Great Hikes in Kansai

Nachi Falls.
Nachi Falls. | © Big Ben in Japan / Flickr
Photo of Brooke Larsen
Osaka Hub Writer25 June 2018

Japan is known for its urban sprawl and high technology, but with its many forests and mountain ranges it’s also a hiker’s paradise. Some of the best hikes in the nation are accessible just outside of the biggest cities, including Kyoto, Osaka, and Nara. Check out our list of the best hikes in Kansai, all of which can be done in a day from most of the region’s major downtown areas.

Kumano Kodo

The Kumano Kodo ancient road is one of two pilgrimage routes in the world to receive the title of World Heritage Site. There are actually multiple, interconnected hiking trails making up this trek stretching from Mie to Nara to Wakayama. To hike the entire road would take days, so most people break it up into one or two-day treks. Highlights include hiking to the top of venerated temple town Koyasan, visiting picturesque Nachi Falls, and soaking in natural hot springs at Yunomine.

Blue skies and green hills on the Kumano Kodo old road. | © Brooke Larsen / Culture Trip contributor

Abandoned Fukuchiyama Railway

This unique trek takes you on the route of a former train line that went from Namaze and Takedao Stations in Hyogo, just outside of Osaka. The former tracks are still somewhat exposed but overgrown and the once busy tunnels are now dark and dank, so be sure to wear proper footwear and bring a torch. Otherwise, the hike is quite simple and pleasant and a fascinating alternative to the average trail.

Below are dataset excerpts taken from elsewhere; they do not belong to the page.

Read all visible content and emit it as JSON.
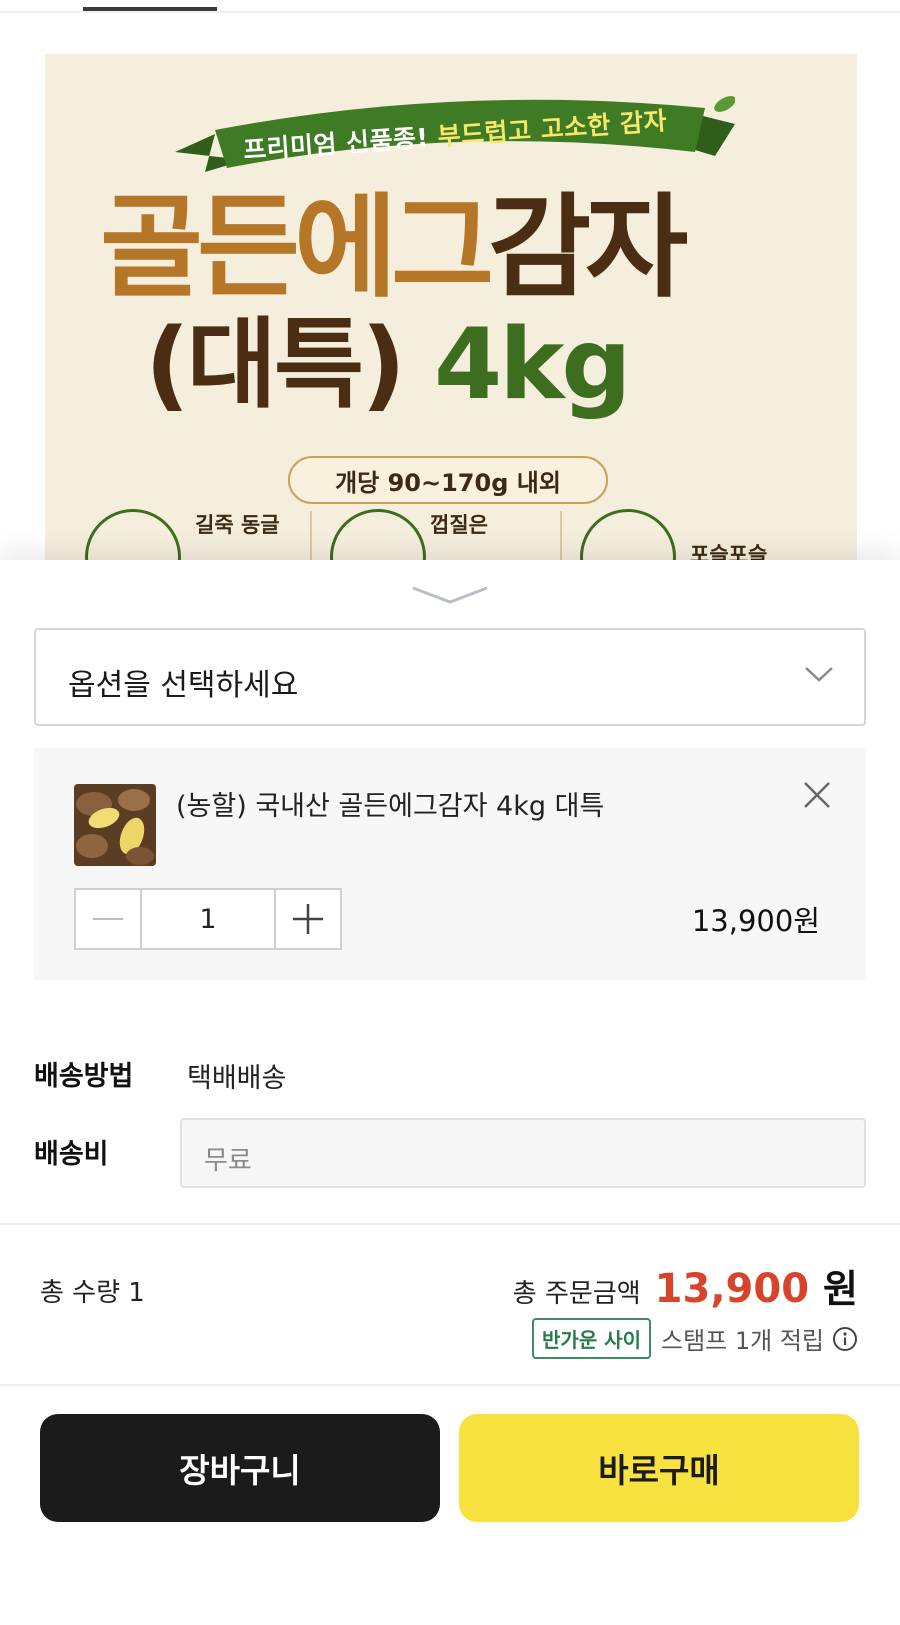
{
  "banner": {
    "ribbon_prefix": "프리미엄 신품종!",
    "ribbon_highlight": "부드럽고 고소한 감자",
    "headline_gold": "골든에그",
    "headline_dark": "감자",
    "headline_sub_dark": "(대특)",
    "headline_sub_green": "4kg",
    "size_note": "개당 90~170g 내외",
    "features": [
      "길죽 동글",
      "껍질은",
      "포슬포슬"
    ]
  },
  "sheet": {
    "option_placeholder": "옵션을 선택하세요",
    "selected_item": {
      "name": "(농할) 국내산 골든에그감자 4kg 대특",
      "quantity": "1",
      "price": "13,900원"
    },
    "shipping": {
      "method_label": "배송방법",
      "method_value": "택배배송",
      "fee_label": "배송비",
      "fee_value": "무료"
    },
    "summary": {
      "total_qty": "총 수량 1",
      "total_amount_label": "총 주문금액",
      "total_amount_value": "13,900",
      "total_amount_unit": "원",
      "stamp_badge": "반가운 사이",
      "stamp_text": "스탬프 1개 적립"
    },
    "buttons": {
      "cart": "장바구니",
      "buy": "바로구매"
    }
  },
  "colors": {
    "accent_price": "#d8432b",
    "buy_button": "#f8e23f",
    "cart_button": "#1b1b1b",
    "stamp_badge": "#2a7a50"
  },
  "icons": [
    "chevron-down-icon",
    "sheet-collapse-icon",
    "close-icon",
    "minus-icon",
    "plus-icon",
    "info-icon"
  ]
}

A discontinued tunnel on the Fukuchiyama trail. | © Kentaro Ohkouchi / WikiCommons

Mount Atago

Mt. Atago is the highest peak in Kyoto and a local holy site. At the top of the peak is Atago Shrine, the home of an annual festival of good luck on July 31. This hike takes about five hours to complete. It starts with stairs upon stairs upon stairs and takes hikers through the shrine and down through stately woods and abandoned buildings. Take a Kyoto bus from Hankyu Arashiyama Station to Kiyotoki to the trailhead.

Mount Kongo

Osaka’s tallest mountain is a place of significant beauty and historical importance. As the birthplace of Shugendo, a native religion, and the site of a 1330 battle, it is yet another of the region’s revered peaks. Many people enjoy hiking up this mountain in the winter months, as it offers a rare chance to see snow in Osaka, but it’s a fine hike at any time of year. At the top of the mountain are holy sites, a museum, and a campsite. From Namba Station take the Nankai Line to Kitauchi Station.

Mount Kongo in winter. | © KENPEI / WikiCommons

Mount Ikoma

Located between Osaka and Nara, Mt. Ikoma is a sacred spot that offers panoramic views of both cities. Long worshiped and revered, the mountain is home to many forest shrines and temples located along the hiking path. The hike includes a number of steep inclines and takes about four or five hours to complete, though it can be shortened by taking a cute cable car down from the theme park located at the top. Start the hike at Shin-Isikiri Station and head towards the shrine of the same name to find the trail, which starts on a road famous for fortune telling.

Mt. Ikoma. | © Brooke Larsen / Culture Trip contributor

Rokko Gaaden

Mt. Rokko, located near Kobe, is an exciting destination that features more than just nature; the summit has been designed to act as an attraction on its own. Start at Hankyu Ashiyagawa Station for a challenging but feasible day hike that starts rough but levels out for the remainder of the trek. It should take about four or five hours to get to the top where a petting zoo, a botanical garden, 360-degree views of Kobe and Osaka, and more can be enjoyed. From there, hikers have a few options – take a cable car down the mountain, continue the hike to Mt. Maya or Takurazuka, or the highly recommended walk to Arima Onsen, one of the best hot springs towns in the country.

Kisen Alps

These mountains on the border of Osaka and Wakayama Prefectures provide a journey through unspoiled flora and fauna and views of Osaka, Kansai Airport, and the Pacific Ocean from various peaks. Though the hike itself is easy, much of the trail is wild and unmaintained, so hikers should prepare accordingly with proper hiking clothes and shoes, and proceed with caution if hiking after recent rain. There are plenty of places to relax and enjoy the views from the rolling peaks, so bring some snacks and enjoy the scenery at a leisurely pace. From Tennoji station take the JR Wakayama line to Yamanakadani Station.